Começa a terceira semana de guerra na Faixa de Gaza. O debate mundial torna-se aberto e, muitas vezes, tão apaixonado, dificultando encontrar uma posição equilibrada. A qualquer argumento você pode ser acusado de ter as mãos manchadas de sangue, por não aderir à causa palestina, ou de um comportamento antissemita, por condenar a morte de crianças e civis.
São coisas da guerra.

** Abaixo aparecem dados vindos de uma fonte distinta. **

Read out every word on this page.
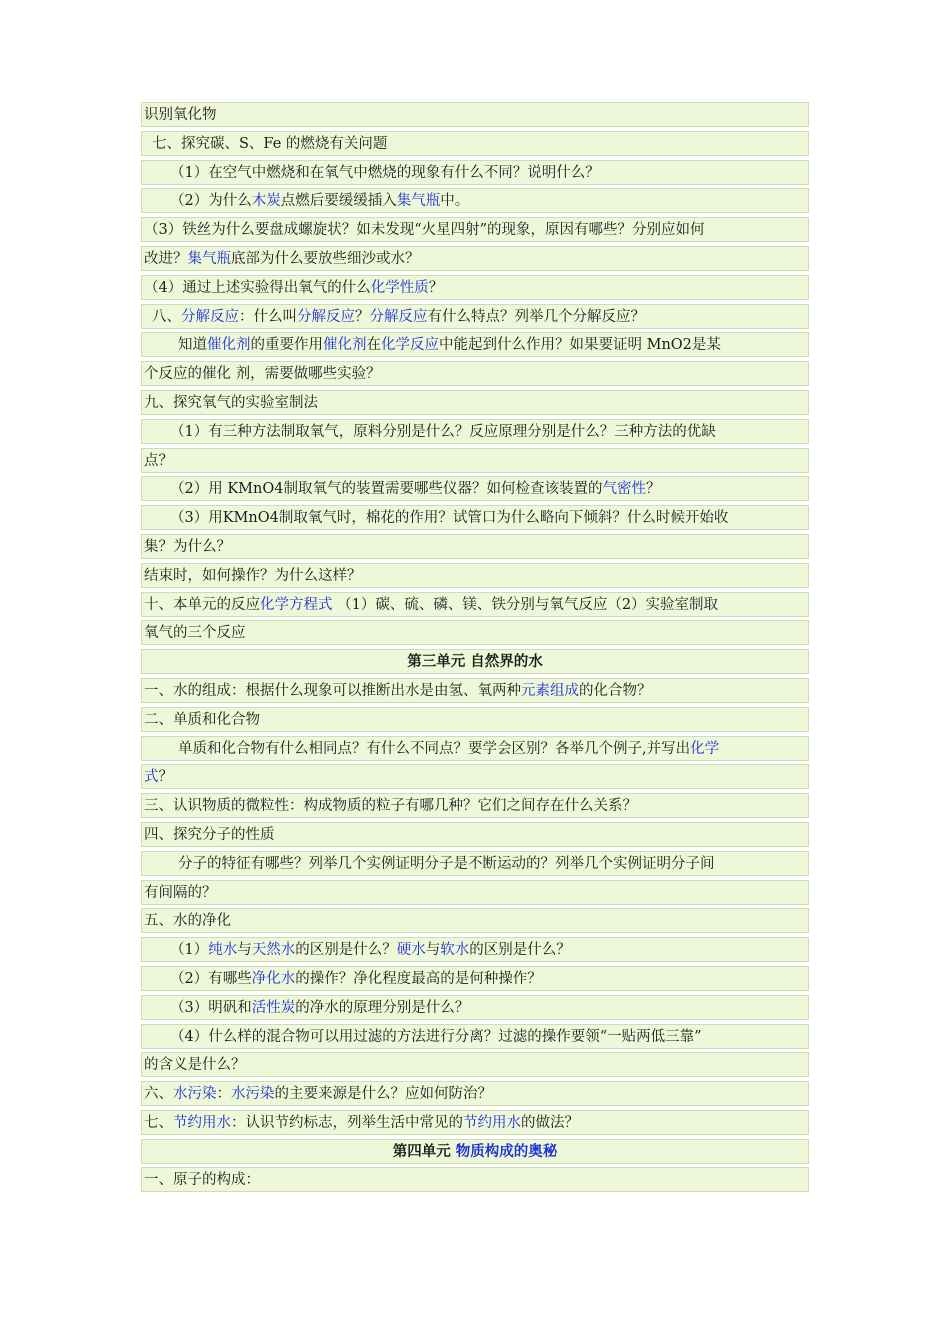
识别氧化物
七、探究碳、S、Fe 的燃烧有关问题
（1）在空气中燃烧和在氧气中燃烧的现象有什么不同？说明什么？
（2）为什么木炭点燃后要缓缓插入集气瓶中。
（3）铁丝为什么要盘成螺旋状？如未发现“火星四射”的现象，原因有哪些？分别应如何
改进？集气瓶底部为什么要放些细沙或水？
（4）通过上述实验得出氧气的什么化学性质？
八、分解反应：什么叫分解反应？分解反应有什么特点？列举几个分解反应？
知道催化剂的重要作用催化剂在化学反应中能起到什么作用？如果要证明 MnO2是某
个反应的催化 剂，需要做哪些实验？
九、探究氧气的实验室制法
（1）有三种方法制取氧气，原料分别是什么？反应原理分别是什么？三种方法的优缺
点？
（2）用 KMnO4制取氧气的装置需要哪些仪器？如何检查该装置的气密性？
（3）用KMnO4制取氧气时，棉花的作用？试管口为什么略向下倾斜？什么时候开始收
集？为什么？
结束时，如何操作？为什么这样？
十、本单元的反应化学方程式 （1）碳、硫、磷、镁、铁分别与氧气反应（2）实验室制取
氧气的三个反应
第三单元 自然界的水
一、水的组成：根据什么现象可以推断出水是由氢、氧两种元素组成的化合物？
二、单质和化合物
单质和化合物有什么相同点？有什么不同点？要学会区别？各举几个例子,并写出化学
式？
三、认识物质的微粒性：构成物质的粒子有哪几种？它们之间存在什么关系？
四、探究分子的性质
分子的特征有哪些？列举几个实例证明分子是不断运动的？列举几个实例证明分子间
有间隔的？
五、水的净化
（1）纯水与天然水的区别是什么？硬水与软水的区别是什么？
（2）有哪些净化水的操作？净化程度最高的是何种操作？
（3）明矾和活性炭的净水的原理分别是什么？
（4）什么样的混合物可以用过滤的方法进行分离？过滤的操作要领“一贴两低三靠”
的含义是什么？
六、水污染：水污染的主要来源是什么？应如何防治？
七、节约用水：认识节约标志，列举生活中常见的节约用水的做法？
第四单元 物质构成的奥秘
一、原子的构成：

O importante é continuar publicando artigos que possam dar ao público brasileiro uma visão mais ampla do processo.
Hoje, escolhemos dois: o de Vargas Llosa, condenando Israel, e o de Bernard Henri-Lévy, mostrando como o Hamas usa a população civil como escudo. Aliás, Llosa também admite que a eleição do Hamas foi um momento de autodestruição.
Outros articulistas, como Robert Fisk e Naomi Klein, publicados na mídia brasileira têm uma posição militante. Escolhemos Llosa porque não pode ser acusado de ter má vontade com Israel. E Henri-Lévy porque o conhecemos como alguém de posições independentes, quando se trata de luta pela justiça.
O primeiro ministro de Israel diz, no inicio desta terceira semana, que os objetivos estão sendo alcançados. Breve, conheceremos em detalhes esses objetivos. Eles devem responder a questão fundamental nesta e em outras guerras: valeu a pena?
O Brasil continua sua dança diplomática no Oriente Médio, à espera de ser considerado um interlocutor no processo de paz. No artigo anterior, insisti que era preciso dar passos modestos, como, por exemplo, retirar os brasileiros. Amorim está fazendo isto e também coordenando a entrega da ajuda humanitária.
A propósito, vale a pena ler o artigo de Roberto Abedenur, ex-embaixador brasileiro nos EUA, no Globo (também reproduzido neste site). Ele propõe um comportamento modesto e humanitário, a altura de nossas possibilidades no momento.